What We Measure in SLA
Availability. Percentage of time service works correctly. Formula: (total_time - downtime) / total_time * 100%. For 99.9% SLA, ~8.7 hours downtime per year acceptable. For 99.99% — 52 minutes.
Response Time. P95 and P99 response times matter more than average. Average hides tail of slow requests users complain about. Typical targets: P95 < 500ms, P99 < 2s for web app.
Error Rate. Percentage of 5xx responses. Target: < 0.1% for production.
Throughput. If throughput in SLA — RPS or transactions per unit time.
Metrics Collection Tools
Prometheus + Grafana — standard self-hosted stack. Prometheus scrapes metrics every 15-30 seconds. Grafana visualizes and calculates SLI/SLO.
Datadog / New Relic — managed solutions, quick start, built-in SLO dashboards.
Uptime Robot / Freshping — external availability monitoring (checks from worldwide points), supplements internal monitoring.
SLI/SLO Setup in Prometheus
# Availability SLO rule (target: 99.9%)
- record: job:availability:ratio_rate5m
expr: |
1 - (
rate(http_requests_total{status=~"5.."}[5m])
/
rate(http_requests_total[5m])
)
# Alert: SLO at risk (burn rate > 14.4x per 1 hour)
- alert: SLOBurnRateTooHigh
expr: |
job:availability:ratio_rate5m < 0.999
and
rate(http_requests_total{status=~"5.."}[1h]) > 0
for: 2m
labels:
severity: critical
annotations:
summary: "SLO availability at risk"
Error Budget — key concept. For 99.9% SLO over 30 days, error budget = 0.1% = 43.2 minutes. Monitoring should show: how much error budget spent, burn rate.

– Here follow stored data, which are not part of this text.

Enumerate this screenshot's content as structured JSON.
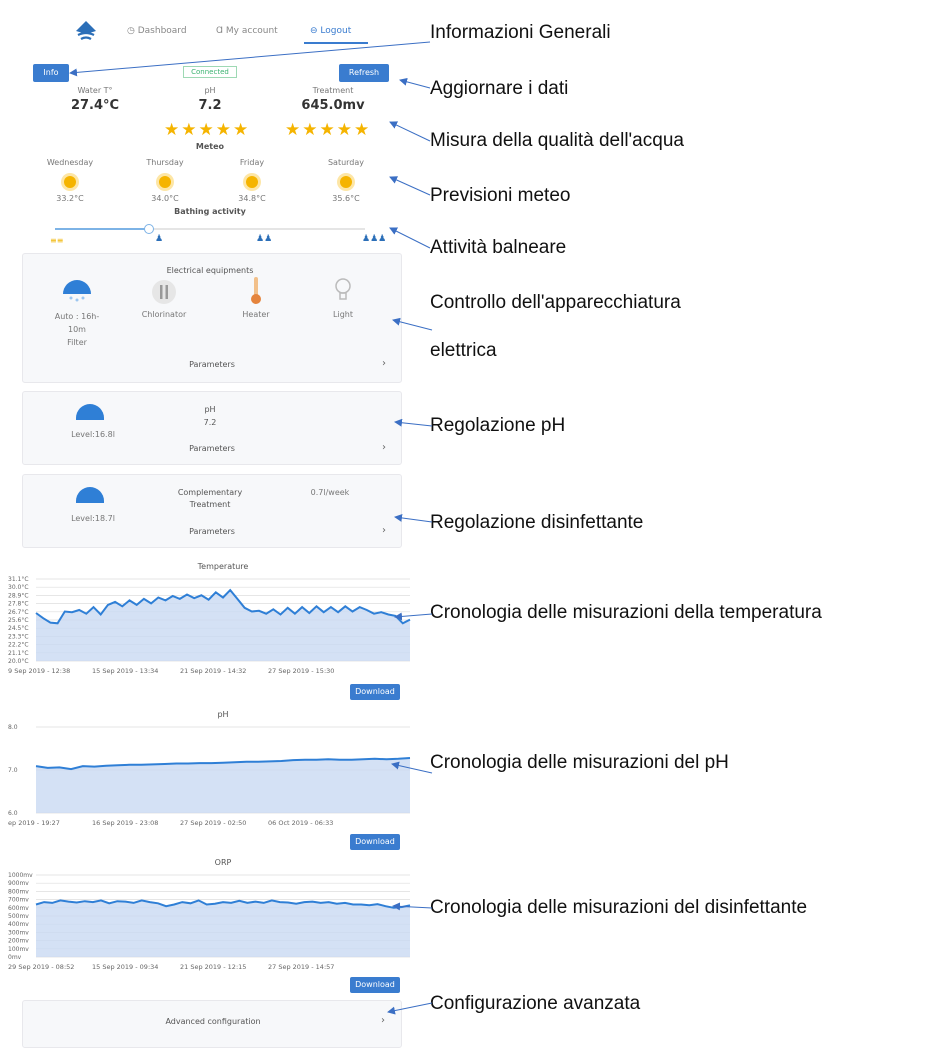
{
  "nav": {
    "dashboard": "Dashboard",
    "account": "My account",
    "logout": "Logout"
  },
  "top": {
    "info": "Info",
    "connected": "Connected",
    "refresh": "Refresh"
  },
  "measures": [
    {
      "label": "Water T°",
      "value": "27.4°C"
    },
    {
      "label": "pH",
      "value": "7.2"
    },
    {
      "label": "Treatment",
      "value": "645.0mv"
    }
  ],
  "stars": {
    "left": "★★★★★",
    "right": "★★★★★"
  },
  "meteo": {
    "title": "Meteo",
    "days": [
      {
        "name": "Wednesday",
        "temp": "33.2°C"
      },
      {
        "name": "Thursday",
        "temp": "34.0°C"
      },
      {
        "name": "Friday",
        "temp": "34.8°C"
      },
      {
        "name": "Saturday",
        "temp": "35.6°C"
      }
    ]
  },
  "bathing": {
    "title": "Bathing activity",
    "level": 0.3,
    "glyphs": [
      "≡≡",
      "♟",
      "♟♟",
      "♟♟♟"
    ]
  },
  "electrical": {
    "title": "Electrical equipments",
    "filter": {
      "line1": "Auto : 16h-",
      "line2": "10m",
      "line3": "Filter"
    },
    "chlorinator": "Chlorinator",
    "heater": "Heater",
    "light": "Light",
    "parameters": "Parameters"
  },
  "ph_panel": {
    "level": "Level:16.8l",
    "label": "pH",
    "value": "7.2",
    "parameters": "Parameters"
  },
  "treat_panel": {
    "level": "Level:18.7l",
    "label1": "Complementary",
    "label2": "Treatment",
    "rate": "0.7l/week",
    "parameters": "Parameters"
  },
  "download": "Download",
  "advanced": "Advanced configuration",
  "annotations": {
    "a1": "Informazioni Generali",
    "a2": "Aggiornare i dati",
    "a3": "Misura della qualità dell'acqua",
    "a4": "Previsioni meteo",
    "a5": "Attività balneare",
    "a6a": "Controllo dell'apparecchiatura",
    "a6b": "elettrica",
    "a7": "Regolazione pH",
    "a8": "Regolazione disinfettante",
    "a9": "Cronologia delle misurazioni della temperatura",
    "a10": "Cronologia delle misurazioni del pH",
    "a11": "Cronologia delle misurazioni del disinfettante",
    "a12": "Configurazione avanzata"
  },
  "chart_data": [
    {
      "type": "area",
      "title": "Temperature",
      "yticks": [
        "31.1°C",
        "30.0°C",
        "28.9°C",
        "27.8°C",
        "26.7°C",
        "25.6°C",
        "24.5°C",
        "23.3°C",
        "22.2°C",
        "21.1°C",
        "20.0°C"
      ],
      "ylim": [
        20.0,
        31.1
      ],
      "xticks": [
        "9 Sep 2019 - 12:38",
        "15 Sep 2019 - 13:34",
        "21 Sep 2019 - 14:32",
        "27 Sep 2019 - 15:30"
      ],
      "values": [
        26.5,
        25.8,
        25.2,
        25.1,
        26.7,
        26.6,
        26.9,
        26.4,
        27.3,
        26.3,
        27.6,
        28.0,
        27.4,
        28.2,
        27.6,
        28.4,
        27.8,
        28.6,
        28.2,
        28.8,
        28.4,
        29.0,
        28.5,
        28.9,
        28.3,
        29.3,
        28.6,
        29.6,
        28.4,
        27.2,
        26.7,
        26.8,
        26.4,
        27.0,
        26.3,
        27.2,
        26.4,
        27.3,
        26.5,
        27.4,
        26.6,
        27.3,
        26.6,
        27.4,
        26.7,
        27.3,
        26.9,
        26.4,
        26.6,
        26.3,
        26.1,
        25.1,
        25.6
      ]
    },
    {
      "type": "area",
      "title": "pH",
      "yticks": [
        "8.0",
        "7.0",
        "6.0"
      ],
      "ylim": [
        6.0,
        8.0
      ],
      "xticks": [
        "ep 2019 - 19:27",
        "16 Sep 2019 - 23:08",
        "27 Sep 2019 - 02:50",
        "06 Oct 2019 - 06:33"
      ],
      "values": [
        7.09,
        7.05,
        7.06,
        7.02,
        7.09,
        7.08,
        7.1,
        7.11,
        7.12,
        7.12,
        7.13,
        7.14,
        7.15,
        7.15,
        7.16,
        7.16,
        7.17,
        7.18,
        7.19,
        7.19,
        7.2,
        7.21,
        7.23,
        7.24,
        7.24,
        7.25,
        7.24,
        7.24,
        7.25,
        7.26,
        7.25,
        7.26,
        7.28
      ]
    },
    {
      "type": "area",
      "title": "ORP",
      "yticks": [
        "1000mv",
        "900mv",
        "800mv",
        "700mv",
        "600mv",
        "500mv",
        "400mv",
        "300mv",
        "200mv",
        "100mv",
        "0mv"
      ],
      "ylim": [
        0,
        1000
      ],
      "xticks": [
        "29 Sep 2019 - 08:52",
        "15 Sep 2019 - 09:34",
        "21 Sep 2019 - 12:15",
        "27 Sep 2019 - 14:57"
      ],
      "values": [
        640,
        670,
        660,
        690,
        675,
        665,
        680,
        670,
        690,
        655,
        680,
        675,
        660,
        690,
        670,
        655,
        620,
        640,
        670,
        655,
        690,
        640,
        650,
        670,
        660,
        685,
        660,
        675,
        660,
        690,
        670,
        665,
        650,
        670,
        675,
        660,
        670,
        650,
        660,
        640,
        640,
        630,
        645,
        620,
        600,
        610,
        630
      ]
    }
  ]
}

External Availability Checks
Internal metrics may be green while users can't reach — e.g., DNS or CDN failure. External HTTP checks from multiple geographic points:
- Pingdom, Uptime Robot, Checkly — 1-minute checks from 5-20 world points
- Blackbox Exporter (Prometheus) — probe checks HTTP, TCP, ICMP from own infrastructure
Minimum check set: homepage, login page, API health endpoint, post-auth page (for DB verification).
SLA Reporting
Automatic monthly report for business:
- Actual uptime vs target
- Incident list with duration and cause
- Error budget usage
- Trend — improving or degrading
Grafana allows PDF report generation on schedule. For enterprise — Datadog SLO Reports or Statuspage.
Setup Timeline
- Prometheus + Grafana + basic SLI — 2-3 days
- SLO rules + error budget dashboard — 1-2 days
- External checks + alerts — 1 day
- Report configuration — 1-2 days